Question

Solve: \[\mathop {\lim }\limits_{x \to 27} \dfrac{{({x^{\dfrac{1}{3}}} + 3)({x^{\dfrac{1}{3}}} - 3)}}{{x - 27}}\]

Answer 1

Hint: In the above question, if we directly put the limit in place of the variable, then the denominator will result in zero and hence the solution will result is not defined. So first we have to simplify the given expression by applying a suitable formula and then we will cancel out the like terms and after that, we will put the limits.

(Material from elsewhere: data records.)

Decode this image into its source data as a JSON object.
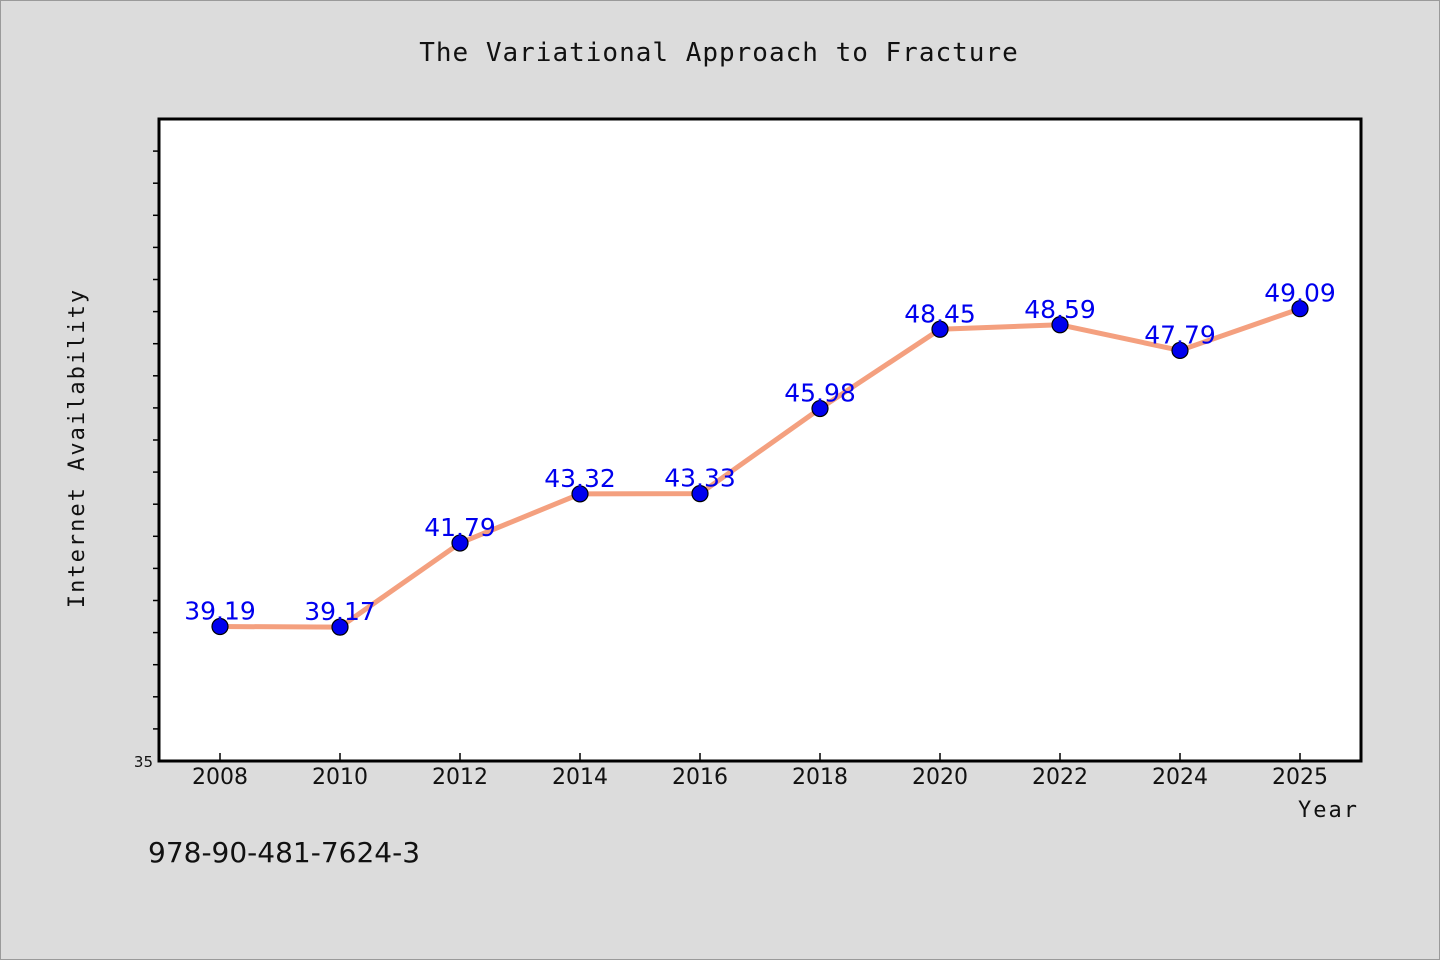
{
  "footer": {
    "isbn": "978-90-481-7624-3"
  },
  "colors": {
    "line": "#f4a07f",
    "marker": "#0000ee",
    "label": "#0000ee",
    "background": "#dcdcdc",
    "plot_background": "#ffffff"
  },
  "chart_data": {
    "type": "line",
    "title": "The Variational Approach to Fracture",
    "xlabel": "Year",
    "ylabel": "Internet Availability",
    "x": [
      "2008",
      "2010",
      "2012",
      "2014",
      "2016",
      "2018",
      "2020",
      "2022",
      "2024",
      "2025"
    ],
    "series": [
      {
        "values": [
          39.19,
          39.17,
          41.79,
          43.32,
          43.33,
          45.98,
          48.45,
          48.59,
          47.79,
          49.09
        ]
      }
    ],
    "data_labels": [
      "39.19",
      "39.17",
      "41.79",
      "43.32",
      "43.33",
      "45.98",
      "48.45",
      "48.59",
      "47.79",
      "49.09"
    ],
    "ylim": [
      35,
      55
    ],
    "yticks_labeled": [
      "35"
    ],
    "grid": false,
    "legend": "none"
  }
}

Complete step by step answer:
If we put the given limit in the function in place of the variable and if both the numerator and the denominator results in zero, then we will first simplify the expression and then we will further solve our question.
In the given question, we have to solve \[\mathop {\lim }\limits_{x \to 27} \dfrac{{({x^{\dfrac{1}{3}}} + 3)({x^{\dfrac{1}{3}}} - 3)}}{{x - 27}}\]
If we put a limit here then the denominator comes out zero so we will get an undefined value. So first we will simplify the above expression.
\[\mathop {\lim }\limits_{x \to 27} \dfrac{{({x^{\dfrac{1}{3}}} + 3)({x^{\dfrac{1}{3}}} - 3)}}{{{{({x^{\dfrac{1}{3}}})}^3} - {{(3)}^3}}}\] …….. ($1$)
In the denominator of the above expression, x can be written as \[{({x^{\dfrac{1}{3}}})^3}\] and \[27\] can be written as \[{(3)^3}\].
We know that, according to the formula given below.
\[{a^3} - {b^3} = (a - b)({a^2} + ab + {b^2})\]
Now we will apply this formula in the denominator of the first equation.
\[{({x^{\dfrac{1}{3}}})^3} - {(3)^3} = ({x^{\dfrac{1}{3}}} - 3)({x^{\dfrac{2}{3}}} + 9 + 3{x^{\dfrac{1}{3}}})\] ……….. ($2$)
On putting the value of ($2$) in ($1$), we get the following results.
\[\mathop {\lim }\limits_{x \to 27} \dfrac{{({x^{\dfrac{1}{3}}} + 3)({x^{\dfrac{1}{3}}} - 3)}}{{({x^{\dfrac{1}{3}}} - 3)({x^{\dfrac{2}{3}}} + 9 + 3{x^{\dfrac{1}{3}}})}}\]
The value \[({x^{\dfrac{1}{3}}} - 3)\] will cancel out each other in the numerator and the denominator and we get the results as shown below.
\[\mathop {\lim }\limits_{x \to 27} \dfrac{{({x^{\dfrac{1}{3}}} + 3)}}{{({x^{\dfrac{2}{3}}} + 9 + 3{x^{\dfrac{1}{3}}})}}\] ….. ($3$)
We know that \[\mathop {\lim }\limits_{x \to 27} \] means that we have to place the value of \[27\] in place of x. On applying limits in (3), we get the results as shown below.
\[\mathop {\lim }\limits_{x \to 27} \dfrac{{({x^{\dfrac{1}{3}}} + 3)}}{{({x^{\dfrac{2}{3}}} + 9 + 3{x^{\dfrac{1}{3}}})}}\],
\[ \Rightarrow \dfrac{{({{(27)}^{\dfrac{1}{3}}} + 3)}}{{({{(27)}^{\dfrac{2}{3}}} + 9 + 3{{(27)}^{\dfrac{1}{3}}})}}\],
\[27\] is the cube of \[3\], so \[27\] can be written as \[{(3)^3}\] and the above expression becomes
\[ \Rightarrow \dfrac{{({{({3^3})}^{\dfrac{1}{3}}} + 3)}}{{({{({3^3})}^{\dfrac{2}{3}}} + 9 + 3{{({3^3})}^{\dfrac{1}{3}}})}}\],
\[ \Rightarrow \dfrac{{(3 + 3)}}{{(9 + 9 + 9)}}\],
\[ \Rightarrow \dfrac{6}{{27}}\],
\[ \Rightarrow \dfrac{2}{9}\]
Hence, after solving the limit we get the following results.
\[\mathop {\lim }\limits_{x \to 27} \dfrac{{({x^{\dfrac{1}{3}}} + 3)({x^{\dfrac{1}{3}}} - 3)}}{{x - 27}} = \dfrac{2}{9}\]

Note:
 If we put the limit in place of the variable in the function and if both the numerator and denominator result in zero then L'hospital's Rule will be applied on the given expression, according to which, first we have to differentiate both numerator and denominator expression with respect to x and then we will apply the limits.